DAR Security

I took in a show at DAR Constitution Hall last night and was stopped by security for a bag search, because I walk around with a backpack all the time. Yes, it’s a man purse. And, yes, it’s mostly empty, which makes the habit a little upsetting whenever I really think about.

I say mostly empty because, like a troubled high school kid, I also walk around with a big old knife. It’s in the bag, since there has to be some purpose for the man purse. Also in the bag was a one liter plastic bottle of water — empty. So the security guard had me open the bag and he looked in at the knife, then his eyes lit up.

“You can’t have the bottle!”

I took it out and told him that it was empty, but he grabbed it out of my hand and tossed it.

So a big old knife is not a security threat…but an empty plastic bottle is?

Maybe that’s what happened on 9/11, eh?

Sorry, sir, you can’t take that cookie onto the plane. Here, let me take care of it for you. Yes, sir, thank you, and praise Allah to you, as well.

Actually, TSA isn’t that friendly. They treat us more like escaped — though harmless — zoo animals. They’d like you to think that they treat us all with a trained eye for security and safety, but that’s not true. In the last three years, I’ve been waved past the little metal detector things – bags and all – twice. Once at National here in DC, and once at Newark. At National, the machine was broken, so the TSA guy just rolled his eyes and told everyone to go on through, have a good day. At Newark they were all just standing around staring at the passengers as we walked around the machine and guiltily slipped away.
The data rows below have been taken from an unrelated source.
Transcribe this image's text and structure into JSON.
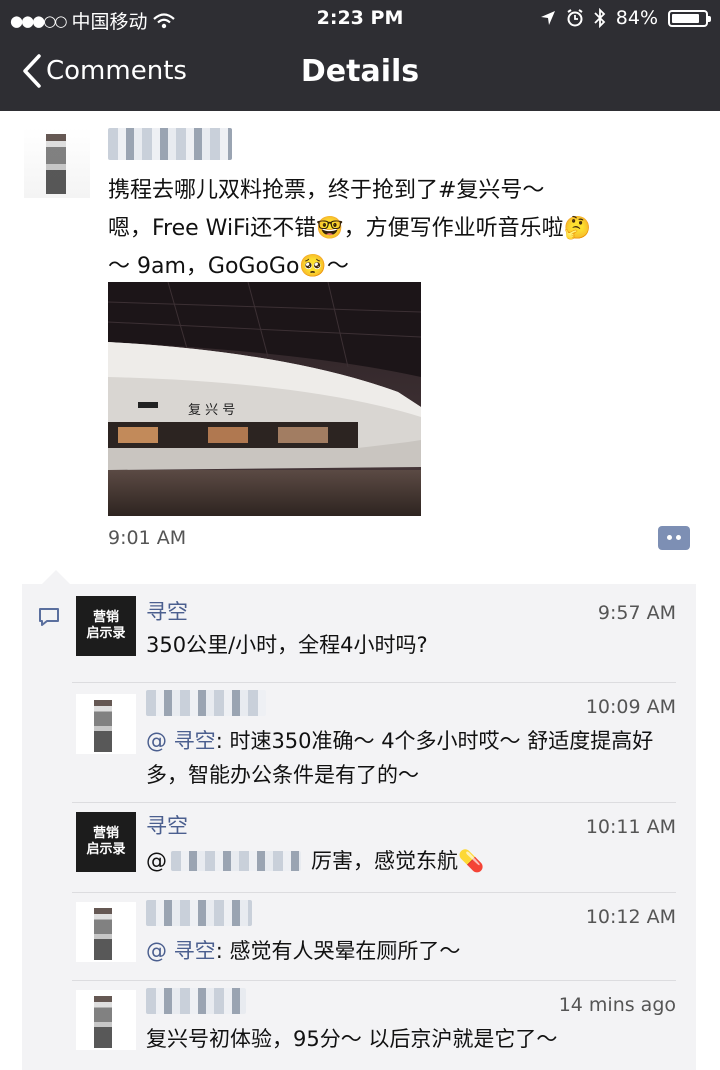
{
  "status_bar": {
    "carrier": "中国移动",
    "time": "2:23 PM",
    "battery": "84%",
    "battery_level": 0.84
  },
  "nav": {
    "back_label": "Comments",
    "title": "Details"
  },
  "post": {
    "text": "携程去哪儿双料抢票，终于抢到了#复兴号～\n嗯，Free WiFi还不错🤓，方便写作业听音乐啦🤔\n～ 9am，GoGoGo🥺～",
    "photo_sign": "复 兴 号",
    "time": "9:01 AM"
  },
  "comments": [
    {
      "avatar": "brand",
      "avatar_line1": "营销",
      "avatar_line2": "启示录",
      "name": "寻空",
      "time": "9:57 AM",
      "text": "350公里/小时，全程4小时吗?"
    },
    {
      "avatar": "person",
      "time": "10:09 AM",
      "at": "@ 寻空",
      "text": ": 时速350准确～ 4个多小时哎～ 舒适度提高好多，智能办公条件是有了的～"
    },
    {
      "avatar": "brand",
      "avatar_line1": "营销",
      "avatar_line2": "启示录",
      "name": "寻空",
      "time": "10:11 AM",
      "at": "@",
      "text": "厉害，感觉东航💊"
    },
    {
      "avatar": "person",
      "time": "10:12 AM",
      "at": "@ 寻空",
      "text": ": 感觉有人哭晕在厕所了～"
    },
    {
      "avatar": "person",
      "time": "14 mins ago",
      "text": "复兴号初体验，95分～ 以后京沪就是它了～"
    }
  ],
  "colors": {
    "bar": "#2e2e33",
    "link": "#4b5f8f",
    "comment_bg": "#f3f3f5",
    "action_button": "#7d8fb4"
  }
}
So if I fly twice a year, on average, and that’s happened to me twice, what are the odds that it’s happening a lot?

All this plays into the illusion of safety theory. The movie Airplane always comes to mind — where the security guards cheerfully let the heavily armed terrorists walk through and then freak out and tackle the elderly woman behind them. So it’s nothing new. Hundreds of people are waved past the metal detectors, and empty plastic bottles are a greater threat than knives… I’d hate to go into the DAR waving a gun. They’d probably take away my socks or something.

This isn’t the first time I’ve gone somewhere with a knife and gotten through security. I brought my big old knife to the Ronald Reagan building in 2002 to attend a book reading. Now this was when the 9/11 freakout was still pretty fresh, so security actually looked at the metal detector screen. There they addressed the issue of the knife, but still let me keep it. The guy stopped the x-ray machine, stared, then asked me if I had a knife in the bag. I said yes. He shrugged and let me go, knife and all.

Maybe I just don’t fit the profile. I’m a middle-class white guy. Everyone’s looking for Islamic radicals, right? Guys dressed like extras from Ishtar rushing the security line with a bomb strapped to their robes, screaming lines from the Koran. Okay, we’ll stop those guys. But the white guy slinking around with a big ass knife in his bag? Let him through. It’s not like white people can do any harm, like, say, blow up a federal building or something.

A note to security people – this is why we hate you. This is why we mock you. Because you aren’t doing your job. You’re a joke. So whenever you stop us and hassle us and act snooty, we know that it’s pointless because the big guys with guns behind us are being waved through while you search an eight year old girl’s toy purse and confiscate her lollipops.